Kevin came over today, and wanted Dan and I to go to dinner with him, Brandi, and Brandi's mom, and then to see a movie with him and Brandi afterward. We agreed, and went to have Chinese with the three of them. Dinner was interesting, rather like having dinner with my mom. The boys had their fork-vs-chopstick battles, Brandi threatened Dan's life if he hurt Kevin at all, and I tried to get them to settle down enough that the rest of the restaurant would quit looking at us so openly... *grins* But, it was fun.

Then we went over to the mall and sat at a table, quietly feeling sick for a few minutes. (The restaurant we'd gone to invariably makes me ill after I eat there.) Dan and I looked around Electronics Boutique for a bit, then I wandered into Walden Books, like usual. As the mall was closing, we sat around an talked for a bit. (The movie didn't start until 10pm, and the mall closed at 9pm.) Dan and I were talking about my going away to college, and the fact that I'm not entirely certain that I will be able to make myself go. At present, the thought of leaving and being so far from Dan is enough to send me into hysterics. Literally. Ex: A few nights ago while I was at work, Dan came to visit and we were cuddling. A line from Edward Bear's song "Close Your Eyes" came on, and Dan pulled me tight against him and whispered "I think I'm going to be saying that a lot once you leave. 'Close your eyes, I'm right beside you.'" My reaction? Immediate tears. I didn't even have time to think. They just started falling before I could even think to try and stop them. Given that reaction from one comment about my being gone, what type of shape will I be in to actually do any learning once I really am 550 miles away?

Anyhow, I calmed myself down slightly, and Kevin started petting my hair and making soothing sounds at me to help me calm down more.

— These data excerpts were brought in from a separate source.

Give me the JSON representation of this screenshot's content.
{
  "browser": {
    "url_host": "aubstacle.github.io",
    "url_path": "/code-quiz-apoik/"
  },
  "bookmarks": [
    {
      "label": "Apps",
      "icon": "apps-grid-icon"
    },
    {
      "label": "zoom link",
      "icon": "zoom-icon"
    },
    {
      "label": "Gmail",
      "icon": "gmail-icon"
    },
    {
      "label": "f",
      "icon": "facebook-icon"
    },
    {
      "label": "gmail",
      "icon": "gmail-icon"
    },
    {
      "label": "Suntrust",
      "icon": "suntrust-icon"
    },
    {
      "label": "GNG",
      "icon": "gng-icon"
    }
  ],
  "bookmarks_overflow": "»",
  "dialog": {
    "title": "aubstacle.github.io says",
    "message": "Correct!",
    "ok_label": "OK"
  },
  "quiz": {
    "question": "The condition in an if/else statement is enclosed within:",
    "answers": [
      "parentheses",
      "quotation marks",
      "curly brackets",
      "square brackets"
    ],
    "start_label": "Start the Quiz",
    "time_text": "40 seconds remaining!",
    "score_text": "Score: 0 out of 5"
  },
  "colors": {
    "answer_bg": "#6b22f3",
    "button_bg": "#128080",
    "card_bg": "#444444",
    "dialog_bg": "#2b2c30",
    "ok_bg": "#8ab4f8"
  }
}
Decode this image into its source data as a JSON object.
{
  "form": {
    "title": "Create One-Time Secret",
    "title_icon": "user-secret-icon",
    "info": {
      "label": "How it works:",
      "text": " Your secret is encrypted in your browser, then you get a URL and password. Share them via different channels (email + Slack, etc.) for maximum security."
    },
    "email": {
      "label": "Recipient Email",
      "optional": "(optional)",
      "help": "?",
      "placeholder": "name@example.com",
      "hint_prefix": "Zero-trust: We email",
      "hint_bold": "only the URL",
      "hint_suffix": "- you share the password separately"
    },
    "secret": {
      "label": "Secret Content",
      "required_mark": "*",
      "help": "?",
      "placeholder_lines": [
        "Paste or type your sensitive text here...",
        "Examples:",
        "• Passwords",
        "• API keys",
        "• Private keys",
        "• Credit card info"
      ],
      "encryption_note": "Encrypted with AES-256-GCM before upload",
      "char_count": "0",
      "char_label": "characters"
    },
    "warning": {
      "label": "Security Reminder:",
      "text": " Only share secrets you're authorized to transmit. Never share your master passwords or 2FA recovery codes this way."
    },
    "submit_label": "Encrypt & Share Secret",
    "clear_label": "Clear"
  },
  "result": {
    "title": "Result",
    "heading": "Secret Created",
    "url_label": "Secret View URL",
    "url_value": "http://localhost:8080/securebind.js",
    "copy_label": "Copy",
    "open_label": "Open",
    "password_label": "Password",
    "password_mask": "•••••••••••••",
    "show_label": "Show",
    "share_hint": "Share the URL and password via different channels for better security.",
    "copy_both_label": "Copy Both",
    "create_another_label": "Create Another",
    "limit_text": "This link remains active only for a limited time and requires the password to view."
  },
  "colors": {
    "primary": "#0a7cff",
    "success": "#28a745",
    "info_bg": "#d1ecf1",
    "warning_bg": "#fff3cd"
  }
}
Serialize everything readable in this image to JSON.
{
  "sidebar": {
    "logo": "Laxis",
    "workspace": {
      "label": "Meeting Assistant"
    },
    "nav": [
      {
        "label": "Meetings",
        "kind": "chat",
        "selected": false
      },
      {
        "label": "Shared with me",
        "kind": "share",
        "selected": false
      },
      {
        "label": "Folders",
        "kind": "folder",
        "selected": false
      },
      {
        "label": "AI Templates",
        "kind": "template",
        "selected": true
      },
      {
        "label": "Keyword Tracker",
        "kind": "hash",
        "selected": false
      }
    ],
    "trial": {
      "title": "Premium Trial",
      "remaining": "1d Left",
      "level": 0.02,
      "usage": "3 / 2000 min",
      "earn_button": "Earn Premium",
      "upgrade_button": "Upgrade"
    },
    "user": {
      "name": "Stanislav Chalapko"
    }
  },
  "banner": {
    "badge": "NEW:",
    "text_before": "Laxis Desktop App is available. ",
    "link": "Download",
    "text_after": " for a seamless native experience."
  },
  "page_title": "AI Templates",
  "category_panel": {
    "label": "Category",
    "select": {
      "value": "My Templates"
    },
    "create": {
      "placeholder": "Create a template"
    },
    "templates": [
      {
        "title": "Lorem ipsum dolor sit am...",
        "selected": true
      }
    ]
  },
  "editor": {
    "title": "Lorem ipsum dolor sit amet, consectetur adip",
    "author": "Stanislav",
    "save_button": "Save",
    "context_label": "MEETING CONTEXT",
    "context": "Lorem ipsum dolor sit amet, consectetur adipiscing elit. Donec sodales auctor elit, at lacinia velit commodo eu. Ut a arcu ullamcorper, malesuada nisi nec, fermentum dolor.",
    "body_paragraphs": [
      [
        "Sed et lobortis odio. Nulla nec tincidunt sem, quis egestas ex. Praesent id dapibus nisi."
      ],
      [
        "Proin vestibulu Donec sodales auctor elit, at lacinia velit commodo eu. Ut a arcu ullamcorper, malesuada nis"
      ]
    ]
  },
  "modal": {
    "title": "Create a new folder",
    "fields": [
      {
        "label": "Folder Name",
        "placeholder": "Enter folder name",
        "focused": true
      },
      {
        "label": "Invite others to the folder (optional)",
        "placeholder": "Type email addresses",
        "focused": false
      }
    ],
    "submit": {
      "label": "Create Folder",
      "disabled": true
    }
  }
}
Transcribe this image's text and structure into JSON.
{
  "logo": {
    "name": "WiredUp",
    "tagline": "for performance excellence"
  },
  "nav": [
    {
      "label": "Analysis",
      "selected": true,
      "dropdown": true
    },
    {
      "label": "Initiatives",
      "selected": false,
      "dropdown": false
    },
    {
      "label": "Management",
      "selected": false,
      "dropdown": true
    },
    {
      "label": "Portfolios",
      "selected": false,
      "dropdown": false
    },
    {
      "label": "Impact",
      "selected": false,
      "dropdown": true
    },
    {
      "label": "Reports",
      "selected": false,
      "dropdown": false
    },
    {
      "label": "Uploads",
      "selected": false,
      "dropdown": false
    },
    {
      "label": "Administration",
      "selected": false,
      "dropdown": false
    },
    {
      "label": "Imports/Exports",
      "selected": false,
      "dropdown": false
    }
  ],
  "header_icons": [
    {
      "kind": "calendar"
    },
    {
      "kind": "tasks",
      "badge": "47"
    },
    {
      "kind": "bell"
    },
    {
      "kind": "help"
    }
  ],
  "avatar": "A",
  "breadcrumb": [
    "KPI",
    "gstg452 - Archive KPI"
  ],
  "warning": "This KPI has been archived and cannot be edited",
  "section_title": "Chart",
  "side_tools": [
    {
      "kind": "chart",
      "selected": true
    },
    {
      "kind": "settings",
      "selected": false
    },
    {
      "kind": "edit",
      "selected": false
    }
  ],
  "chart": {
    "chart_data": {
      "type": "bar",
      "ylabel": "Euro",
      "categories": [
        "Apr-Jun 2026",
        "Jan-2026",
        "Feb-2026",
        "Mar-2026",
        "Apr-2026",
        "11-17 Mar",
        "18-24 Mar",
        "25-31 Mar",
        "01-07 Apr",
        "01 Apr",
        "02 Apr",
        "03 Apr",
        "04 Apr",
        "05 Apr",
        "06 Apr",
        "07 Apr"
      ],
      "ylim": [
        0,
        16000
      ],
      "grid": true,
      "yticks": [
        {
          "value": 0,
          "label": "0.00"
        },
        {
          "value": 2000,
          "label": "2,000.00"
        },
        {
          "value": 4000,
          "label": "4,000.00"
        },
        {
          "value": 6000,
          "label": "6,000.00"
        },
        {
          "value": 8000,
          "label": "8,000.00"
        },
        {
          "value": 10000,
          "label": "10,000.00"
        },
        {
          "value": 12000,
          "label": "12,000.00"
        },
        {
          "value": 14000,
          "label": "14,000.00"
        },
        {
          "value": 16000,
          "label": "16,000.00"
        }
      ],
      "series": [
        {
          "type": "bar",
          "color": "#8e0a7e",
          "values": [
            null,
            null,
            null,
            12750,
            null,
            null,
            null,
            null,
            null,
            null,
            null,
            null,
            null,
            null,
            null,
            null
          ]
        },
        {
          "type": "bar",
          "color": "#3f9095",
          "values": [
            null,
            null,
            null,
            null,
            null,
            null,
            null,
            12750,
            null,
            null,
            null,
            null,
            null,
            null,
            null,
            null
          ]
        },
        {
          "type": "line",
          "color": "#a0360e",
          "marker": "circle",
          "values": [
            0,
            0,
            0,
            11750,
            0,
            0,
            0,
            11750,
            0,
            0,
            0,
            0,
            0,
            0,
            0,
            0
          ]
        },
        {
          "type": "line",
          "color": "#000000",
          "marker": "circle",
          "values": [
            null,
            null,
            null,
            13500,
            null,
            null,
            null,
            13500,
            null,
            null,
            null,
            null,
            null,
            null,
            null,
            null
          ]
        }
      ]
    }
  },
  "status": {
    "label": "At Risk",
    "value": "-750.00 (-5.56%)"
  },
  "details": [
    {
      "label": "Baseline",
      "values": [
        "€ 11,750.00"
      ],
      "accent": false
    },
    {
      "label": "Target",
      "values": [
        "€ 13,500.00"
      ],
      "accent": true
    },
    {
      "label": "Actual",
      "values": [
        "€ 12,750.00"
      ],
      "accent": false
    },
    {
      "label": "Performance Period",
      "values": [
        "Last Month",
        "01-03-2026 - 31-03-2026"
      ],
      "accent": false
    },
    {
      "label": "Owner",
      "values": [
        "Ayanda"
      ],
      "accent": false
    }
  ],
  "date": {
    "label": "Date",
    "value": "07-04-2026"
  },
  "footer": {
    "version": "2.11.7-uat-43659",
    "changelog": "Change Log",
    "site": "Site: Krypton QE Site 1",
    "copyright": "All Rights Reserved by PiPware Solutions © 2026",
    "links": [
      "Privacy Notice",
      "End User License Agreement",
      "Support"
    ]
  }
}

I stood up and hugged Kevin tightly, "I don't know if I can leave him." This started some fresh tears (though not hysterical ones this time.) Kevin responded by petting me more and telling me that if Dan comes to live with him, that they'll come visit me in Chicago every chance they get, and that we can both have digital cameras so we can talk and see each other. I just nodded, knowing that the issue wouldn't be resolved for awhile, and besides, "A.I." was going to start shortly.